Brandt had no highlights, but fewer lowlights than Sorensen. His unsuccessful confrontation of Bill Sali over an informed consent bill that Sali opposed in 2004 was sad. The bill split the pro-life community with Idaho Chooses Life opposing for various weaknesses in the bill. Sali explained he opposed the bill because Brandt hadn’t done his homework and the bill would have been overturned. Sali pointed out a bill had been passed this session that should prove constitutional. Brandt came back with an awful response saying that it was easy for Sali to say things about the 2004 informed consent law after the fact. Senator Brandt, where were you? Bill Sali was saying these things in 2004.

Norm Semanko

Norm Semanko deserves credit for not spending the evening attacking Bill Sali. He sounded knowledgable on the issues and he had a firm grasp of what was going on and needed to be done in Washington. His case that we needed someone who’d worked in Washington was weak. I don’t think he convinced anyone. His question challenging Keith Johnson was odd. He pointed out that Johnson had raised the 2nd least amount of money in this race and Skip Brandt had raised the least. He also questioned whether based on numbers from 2002 State Controller primary, if Johnson could win the election. Johnson gave a fairly good response pointing out that he was a first time candidate in ’02. You have to wonder what Semanko was thinking with attacks on 2 candidates who are bringing up the rear in fundraising. Is he competing to finish 4th in this race?

Keith Johnson

Keith Johnson is someone I hope considers running again in the future. This just isn’t his race. He came off as very strong when he stuck to the issues. He gave great answers. I think when he confronted Shelia Sorensen on the liberal fundraiser deal, he really let her off the hook when she said that the fundraiser was with a “woman’s group”. It was with a pro-abortion advocacy group. He should have brought that home, but he did demolish other parts of Sorensen’s record.
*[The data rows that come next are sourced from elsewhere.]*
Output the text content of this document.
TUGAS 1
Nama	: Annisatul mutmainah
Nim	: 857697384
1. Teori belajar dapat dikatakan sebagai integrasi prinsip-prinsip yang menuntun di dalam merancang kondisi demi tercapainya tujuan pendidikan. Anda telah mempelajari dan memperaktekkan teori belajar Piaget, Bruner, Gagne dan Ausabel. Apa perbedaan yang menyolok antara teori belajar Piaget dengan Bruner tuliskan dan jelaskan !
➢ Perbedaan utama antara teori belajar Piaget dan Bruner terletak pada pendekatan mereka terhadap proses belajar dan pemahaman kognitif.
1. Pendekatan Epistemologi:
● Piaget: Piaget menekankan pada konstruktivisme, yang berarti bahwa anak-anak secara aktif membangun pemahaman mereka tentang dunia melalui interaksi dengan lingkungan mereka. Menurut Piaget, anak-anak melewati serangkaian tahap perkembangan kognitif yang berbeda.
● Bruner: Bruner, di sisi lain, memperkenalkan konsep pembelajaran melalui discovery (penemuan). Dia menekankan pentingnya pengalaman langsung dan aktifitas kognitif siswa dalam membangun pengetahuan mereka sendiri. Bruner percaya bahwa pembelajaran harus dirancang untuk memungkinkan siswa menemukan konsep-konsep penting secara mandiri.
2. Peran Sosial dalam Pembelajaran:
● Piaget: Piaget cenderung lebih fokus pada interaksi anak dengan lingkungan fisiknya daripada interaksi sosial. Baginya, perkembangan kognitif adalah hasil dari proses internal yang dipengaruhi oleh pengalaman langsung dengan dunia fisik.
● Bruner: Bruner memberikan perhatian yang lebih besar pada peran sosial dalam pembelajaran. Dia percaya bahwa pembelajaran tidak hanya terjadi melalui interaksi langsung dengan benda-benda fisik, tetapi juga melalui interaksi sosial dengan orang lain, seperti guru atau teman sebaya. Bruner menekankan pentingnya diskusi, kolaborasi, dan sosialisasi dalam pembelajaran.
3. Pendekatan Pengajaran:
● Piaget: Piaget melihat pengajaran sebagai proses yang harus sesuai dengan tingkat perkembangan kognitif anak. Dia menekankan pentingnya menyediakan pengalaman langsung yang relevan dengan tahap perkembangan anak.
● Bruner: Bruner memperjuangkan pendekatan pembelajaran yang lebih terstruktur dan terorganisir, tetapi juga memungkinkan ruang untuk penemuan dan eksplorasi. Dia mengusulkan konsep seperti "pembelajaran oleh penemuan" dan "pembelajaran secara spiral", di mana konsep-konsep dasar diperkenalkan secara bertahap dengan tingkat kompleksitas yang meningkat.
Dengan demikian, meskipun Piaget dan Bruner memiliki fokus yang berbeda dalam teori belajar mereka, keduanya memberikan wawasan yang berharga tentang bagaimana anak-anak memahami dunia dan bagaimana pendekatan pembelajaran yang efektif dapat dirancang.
He did fairly well in attacking Bill Sali for having the support of Club for Growth, but Keith would do well to cut down on the demogoguery. It may have played well with some folks who thought the Club for Growth would help Keith grow back hair, but those who actually know what it does and what it stands for, saw the idea that we should be “suspicious” of the Club for Growth for a cheap attack.

Bill Sali

I think he won the debate. The debate itself adds up to a job interview and he came in there prepared. He fought the hapless Vasquez on the issue of taxes and turned and fended off attacks from Senator Skip Brandt and Shelia Sorensen. In both cases, he had the research to back up his statements. He knew everyone was gunning for him, and he handled himself exceptionally well.
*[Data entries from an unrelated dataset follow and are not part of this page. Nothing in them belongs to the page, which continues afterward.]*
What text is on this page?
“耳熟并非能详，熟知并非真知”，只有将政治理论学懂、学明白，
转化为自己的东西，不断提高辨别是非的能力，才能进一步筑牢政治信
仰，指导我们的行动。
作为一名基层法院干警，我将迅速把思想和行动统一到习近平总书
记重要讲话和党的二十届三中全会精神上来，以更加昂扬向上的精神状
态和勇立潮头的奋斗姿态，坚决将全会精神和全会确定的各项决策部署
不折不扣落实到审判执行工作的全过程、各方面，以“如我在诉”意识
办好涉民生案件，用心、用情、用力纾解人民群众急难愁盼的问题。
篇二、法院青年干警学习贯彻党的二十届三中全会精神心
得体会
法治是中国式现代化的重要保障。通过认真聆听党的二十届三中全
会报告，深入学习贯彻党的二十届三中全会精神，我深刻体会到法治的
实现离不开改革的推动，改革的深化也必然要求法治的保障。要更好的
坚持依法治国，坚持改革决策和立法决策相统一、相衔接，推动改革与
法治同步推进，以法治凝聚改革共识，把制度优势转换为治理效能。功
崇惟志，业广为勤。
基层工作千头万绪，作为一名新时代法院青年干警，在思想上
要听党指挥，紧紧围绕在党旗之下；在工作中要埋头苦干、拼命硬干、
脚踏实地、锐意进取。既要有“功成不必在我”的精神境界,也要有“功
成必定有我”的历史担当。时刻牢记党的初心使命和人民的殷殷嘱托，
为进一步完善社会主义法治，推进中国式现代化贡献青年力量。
His cut at Robert Vasquez as “a liberal” may have been a bit much, but given the positions Vasquez took on Gas Prices and Iraq, it wasn’t totally out of line. He was knowledgable on the issues. He also explained what the Club for Growth was for anyone who was willing to listen: people who were concerned about less taxes and smaller government.

His closing was somewhat of a concern. Rather than providing a positive reason to vote for him, he laid it on the line by saying the election was between Sali, the Conservative and Sorensen, the liberal and a vote for any other candidates would help Sorensen.

I think it was a poor closing, but Sali’s right. Really, these other guys have some good qualities but none of them are going to be your next Congressman. Someone should have been willing to stand down. In three out of the four cases, we have politicians whose current jobs end in January. Still, someone needed to stand up and decide to put the best interests of Idaho first and stop Sorensen. If Sali loses, it’ll be because of a divided conservative movement and an egotistical lot of candidates who unlike Kenny Rogers can’t figure out when to “fold ’em”.

Posted in The Idaho Conservative | Leave a Comment »

Liberal Idaho Endorses Keith Johnson

Posted by Adam Graham on May 21, 2006

Keith Johnson mis-spoke in saying a liberal blogger had endorsed Shelia Sorensen. Now, he’s paying the price as Liberal Idaho has “endorsed” Keith Johnson, thus voiding his claim of not being endorsed by liberal bloggers. Kinda.

Bottom line moral of the story, don’t mischarecterize bloggers or they’ll call you on it and you’ll get your head handed to you.